Both Lilo and Erich had Jewish fathers, so were considered by the Nazis to be "Mischling", a legal term which denoted a person deemed to have both "Aryan" and Jewish ancestry.

"If you spent any time studying the Holocaust, the really striking thing is the number of people who just vanished into history because so many families were wiped out," Fergal told me.

"As the survivors become older, the memories they could have passed on die with them.

"What we wanted to do with Lilo and Erich was rescue them from the obscurity the Nazis had imposed on them.

"These are people the Nazis intended to vanish, but now their names will be, hopefully, known to millions of people around the world through his programme.

"You cannot rescue someone from the death imposed on them, but you can rescue them from being forgotten."

In the documentary, Fergal speaks to a number of historians, as well as a witness to the Gloedens' arrest in 1944 for hiding General Fritz Lindemann, who was being hunted by the Gestapo for being part of the plot to assassinate Hitler.

"Roughly around 1,900 Jews survived hiding in Berlin," Fergal said. "It was because of their own courage, luck, and because some Germans did the decent thing.

"The overwhelming majority of Germans supported Hitler or passively went along with what happened.

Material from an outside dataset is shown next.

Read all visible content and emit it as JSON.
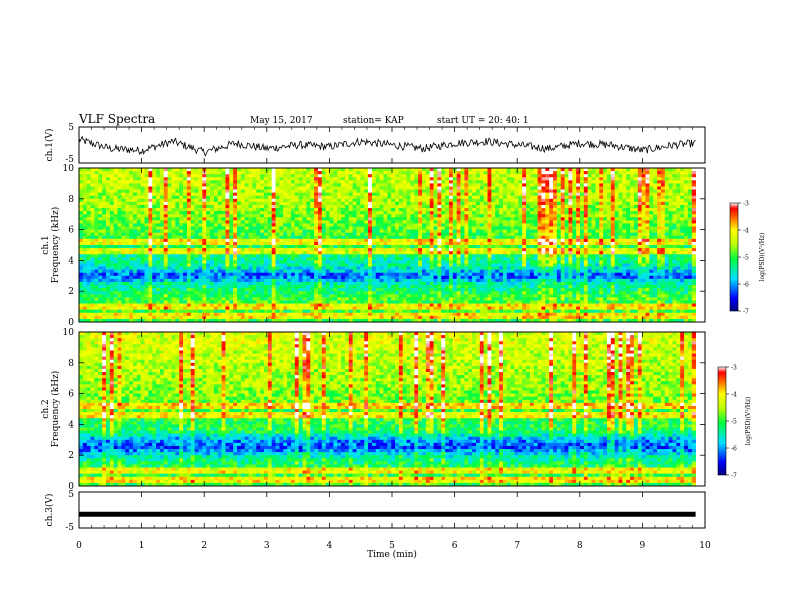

Lilo was not one of them, but she paid with her life."

Lilo, who was 15 years Erich's junior, was driven out of the legal profession as Nazism soared.

Her father, Martin Kuznitzky, was hounded out of the Alpine club he belonged to, as well as his role as an adviser at the Hamburg Museum.

"The man was destroyed and Lilo could see that," Fergal explained.

"Both Lilo and Erich had ambiguous positions -once the deportations began in 1942 and it became clear a final solution was on the cards, the pressure on 'half-Jews' began to exponentially increase.

"They did not know what was going to happen next."

Erich, whom Fergal describes as a committed Zionist, worked as an architect for Operation Todt, the civil and military engineering organisation in Nazi Germany which was responsible for a huge range of projects in the country and in its occupied territories.

Through that, he helped Jews in ghettos and in the concentration camps.

The end for Lilo and Erich came when they were arrested by the Gestapo in 1944.

"When Lilo was interrogated by the Gestapo, she said she acted out of pure human compassion, a phrase which they would not have understood, of course," Fergal explained.

"It was such an amazing phrase to use in the context of that time and place.

"To be in a place which is saturated with such evil, as I discovered in Rwanda, is not a place for the average person to make a stand, but Lilo looked that evil in the eye and tried to confront it.

"I cannot get that kind of courage into my head, having experienced a society which was overcome by evil and where the moral order is turned entirely upside down.

"The roots of hatred is something we need to confront constantly. It wasn't something which just happened from 1933 to 1944.

"It was stereotyping and appalling tropes which led to the death camps, and we find them repeated in different societies in different ways."

As a caveat, producer Alice's grandfather also hid a Jewish family during the Holocaust.

"When his neighbours asked who were the strange people staying with him, he replied that they were from Brittany, in northern France, a people who spoke their own language," Fergal said.